Let $A=\{0, 1, \dots, 2^n-1, 2^n\}$ and $B = \{0, \dots, n\}$. How many functions $g$ can be defined from $A$ to $B$ such that both of the following conditions hold:

1. for all $x \in B$ we have $g(2^x) = x,$
2. for all $y, z \in A$ with $y \leq z$ we have $g(y) \leq g(z).$
1. How many functions $f$ can be defined from $\{0,1, \ldots, n\}$ to $\{1,2,3\}?$

Try expressing constraint (2) in simple words.

What can one say about an interval from $2^x$ to $2^{x+1}$ for an arbitrary $x \in B?$

Since $g(2^x)=x,$ $g(2^{x+1})=x+1$ and $g$ is a non-decreasing function, what values could inputs $2^x, \ldots, 2^{x+1}$ take?

Notice that input values in the interval $2^x$ to $2^{x+1}$ have output values $x$ or $x+1$ and $g$ is a non-decreasing function. There must be a value at which the output is incremented. How many such values are there?

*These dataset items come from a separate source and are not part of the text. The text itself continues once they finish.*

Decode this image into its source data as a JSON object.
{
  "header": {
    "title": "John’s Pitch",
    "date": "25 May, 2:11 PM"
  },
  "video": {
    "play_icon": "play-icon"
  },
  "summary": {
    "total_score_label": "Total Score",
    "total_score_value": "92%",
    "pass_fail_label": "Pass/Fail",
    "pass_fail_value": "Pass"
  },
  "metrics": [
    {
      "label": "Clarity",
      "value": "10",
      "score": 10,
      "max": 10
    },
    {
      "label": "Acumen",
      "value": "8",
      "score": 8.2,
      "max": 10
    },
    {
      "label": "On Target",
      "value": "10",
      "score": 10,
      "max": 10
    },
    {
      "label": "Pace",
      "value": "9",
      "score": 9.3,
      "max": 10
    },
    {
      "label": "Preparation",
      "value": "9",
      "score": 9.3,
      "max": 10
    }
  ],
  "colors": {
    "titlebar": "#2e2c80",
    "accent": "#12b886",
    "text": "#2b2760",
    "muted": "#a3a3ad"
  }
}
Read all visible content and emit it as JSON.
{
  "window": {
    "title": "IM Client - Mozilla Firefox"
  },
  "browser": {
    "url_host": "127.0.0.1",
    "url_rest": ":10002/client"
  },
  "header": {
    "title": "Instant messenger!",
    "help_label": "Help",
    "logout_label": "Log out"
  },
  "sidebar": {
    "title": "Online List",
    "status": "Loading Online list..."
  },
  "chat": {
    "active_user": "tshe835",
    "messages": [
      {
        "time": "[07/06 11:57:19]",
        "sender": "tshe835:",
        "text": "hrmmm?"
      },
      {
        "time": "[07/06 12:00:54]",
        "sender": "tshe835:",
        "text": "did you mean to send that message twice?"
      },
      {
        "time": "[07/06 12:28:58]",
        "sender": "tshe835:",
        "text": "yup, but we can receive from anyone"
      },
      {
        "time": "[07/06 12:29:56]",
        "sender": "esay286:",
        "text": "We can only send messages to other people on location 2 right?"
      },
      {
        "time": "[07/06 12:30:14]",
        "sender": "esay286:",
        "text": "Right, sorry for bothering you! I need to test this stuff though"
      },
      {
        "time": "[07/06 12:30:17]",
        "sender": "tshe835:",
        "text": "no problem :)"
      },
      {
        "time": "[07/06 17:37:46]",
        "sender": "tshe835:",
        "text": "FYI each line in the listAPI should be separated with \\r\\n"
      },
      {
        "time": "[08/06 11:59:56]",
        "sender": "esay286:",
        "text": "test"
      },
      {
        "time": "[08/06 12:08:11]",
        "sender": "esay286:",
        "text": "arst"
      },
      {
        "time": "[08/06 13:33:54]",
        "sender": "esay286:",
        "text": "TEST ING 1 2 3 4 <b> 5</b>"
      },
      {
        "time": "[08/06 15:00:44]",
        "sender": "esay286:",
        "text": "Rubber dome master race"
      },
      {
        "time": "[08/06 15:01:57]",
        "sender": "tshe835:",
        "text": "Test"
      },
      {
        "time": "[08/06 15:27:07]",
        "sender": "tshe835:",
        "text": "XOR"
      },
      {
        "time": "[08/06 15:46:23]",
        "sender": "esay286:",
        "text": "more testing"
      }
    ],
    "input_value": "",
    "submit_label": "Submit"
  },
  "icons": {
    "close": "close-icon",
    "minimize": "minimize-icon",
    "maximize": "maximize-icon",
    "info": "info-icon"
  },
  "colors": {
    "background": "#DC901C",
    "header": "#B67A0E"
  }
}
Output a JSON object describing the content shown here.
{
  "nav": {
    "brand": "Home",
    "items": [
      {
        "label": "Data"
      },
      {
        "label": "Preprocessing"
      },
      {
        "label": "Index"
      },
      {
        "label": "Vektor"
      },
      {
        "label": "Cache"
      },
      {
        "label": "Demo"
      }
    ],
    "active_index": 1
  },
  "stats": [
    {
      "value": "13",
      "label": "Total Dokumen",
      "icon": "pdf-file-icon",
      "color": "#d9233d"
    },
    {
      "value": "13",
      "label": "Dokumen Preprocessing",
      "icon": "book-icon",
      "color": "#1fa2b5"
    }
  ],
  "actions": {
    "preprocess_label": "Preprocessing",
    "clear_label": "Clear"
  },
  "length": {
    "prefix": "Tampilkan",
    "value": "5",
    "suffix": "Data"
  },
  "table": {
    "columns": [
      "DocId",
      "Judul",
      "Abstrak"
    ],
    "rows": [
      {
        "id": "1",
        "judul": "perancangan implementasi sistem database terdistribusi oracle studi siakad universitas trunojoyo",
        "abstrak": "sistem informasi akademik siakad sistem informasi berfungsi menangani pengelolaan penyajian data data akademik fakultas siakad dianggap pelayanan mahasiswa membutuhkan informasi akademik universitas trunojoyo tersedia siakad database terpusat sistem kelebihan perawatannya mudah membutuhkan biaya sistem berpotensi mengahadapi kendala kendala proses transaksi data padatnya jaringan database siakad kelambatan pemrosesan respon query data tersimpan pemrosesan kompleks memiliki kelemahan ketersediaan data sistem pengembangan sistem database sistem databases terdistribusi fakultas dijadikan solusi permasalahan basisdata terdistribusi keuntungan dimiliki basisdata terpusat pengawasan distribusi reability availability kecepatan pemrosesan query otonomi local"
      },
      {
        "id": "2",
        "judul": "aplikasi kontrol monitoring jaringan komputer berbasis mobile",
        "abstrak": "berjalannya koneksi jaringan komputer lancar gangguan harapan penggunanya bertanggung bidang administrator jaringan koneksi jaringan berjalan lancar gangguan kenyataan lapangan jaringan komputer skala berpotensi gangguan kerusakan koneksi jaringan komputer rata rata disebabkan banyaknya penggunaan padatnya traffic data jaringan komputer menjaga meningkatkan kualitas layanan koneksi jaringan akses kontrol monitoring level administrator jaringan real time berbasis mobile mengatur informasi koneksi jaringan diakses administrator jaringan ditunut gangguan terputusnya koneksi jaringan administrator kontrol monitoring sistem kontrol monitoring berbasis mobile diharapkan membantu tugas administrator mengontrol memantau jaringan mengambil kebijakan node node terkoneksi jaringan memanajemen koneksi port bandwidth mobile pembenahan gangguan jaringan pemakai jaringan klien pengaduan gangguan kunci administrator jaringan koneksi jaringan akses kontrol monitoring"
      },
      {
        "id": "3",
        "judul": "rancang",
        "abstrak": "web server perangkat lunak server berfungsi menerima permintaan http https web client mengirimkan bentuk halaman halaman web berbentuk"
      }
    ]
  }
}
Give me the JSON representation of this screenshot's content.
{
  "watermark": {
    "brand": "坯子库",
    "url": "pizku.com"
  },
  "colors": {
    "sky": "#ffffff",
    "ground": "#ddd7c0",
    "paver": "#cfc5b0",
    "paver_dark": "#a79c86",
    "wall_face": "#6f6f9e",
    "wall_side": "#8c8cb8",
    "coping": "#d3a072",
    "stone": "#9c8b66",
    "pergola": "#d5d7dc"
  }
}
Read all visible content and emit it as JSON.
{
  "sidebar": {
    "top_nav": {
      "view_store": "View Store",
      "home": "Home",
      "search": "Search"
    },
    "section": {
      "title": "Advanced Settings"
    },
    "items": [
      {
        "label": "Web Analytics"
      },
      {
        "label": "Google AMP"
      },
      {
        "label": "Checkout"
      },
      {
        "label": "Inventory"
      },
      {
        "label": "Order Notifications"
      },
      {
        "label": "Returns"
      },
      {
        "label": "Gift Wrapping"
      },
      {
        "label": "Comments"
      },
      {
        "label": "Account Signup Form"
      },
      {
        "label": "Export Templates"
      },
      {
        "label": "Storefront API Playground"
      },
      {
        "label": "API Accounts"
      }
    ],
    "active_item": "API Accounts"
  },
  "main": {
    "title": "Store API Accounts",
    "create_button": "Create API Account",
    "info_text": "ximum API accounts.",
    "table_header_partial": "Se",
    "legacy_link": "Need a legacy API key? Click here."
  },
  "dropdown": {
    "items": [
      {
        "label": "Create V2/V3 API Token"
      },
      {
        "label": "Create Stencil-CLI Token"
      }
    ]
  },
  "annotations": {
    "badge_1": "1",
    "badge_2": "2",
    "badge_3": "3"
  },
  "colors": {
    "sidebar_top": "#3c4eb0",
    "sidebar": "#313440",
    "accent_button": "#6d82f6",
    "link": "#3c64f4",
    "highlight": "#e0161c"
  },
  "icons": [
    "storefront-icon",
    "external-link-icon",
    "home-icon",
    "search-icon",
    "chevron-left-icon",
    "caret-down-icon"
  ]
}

To calculate the number of functions, we should consider how many ways there are to choose an output for each input. First, notice that the second condition means that $g$ needs to be a non-decreasing function. Now, let’s focus on the interval from $2^x$ to $2^{x+1}.$ Since $g(2^x) = x,$ and $g(2^{x+1}) = x+1$ there is exactly one value at which the output is incremented. There are $2^x$ input values in this interval at which this could happen. To obtain the final answer we need to multiply the number of possiblities over all the intervals, which is: $$\prod_{i=0}^{n-1} 2^i = 2^{\sum_{i=0}^{n-1} i} = 2^{\frac{n(n-1)}{2}}.$$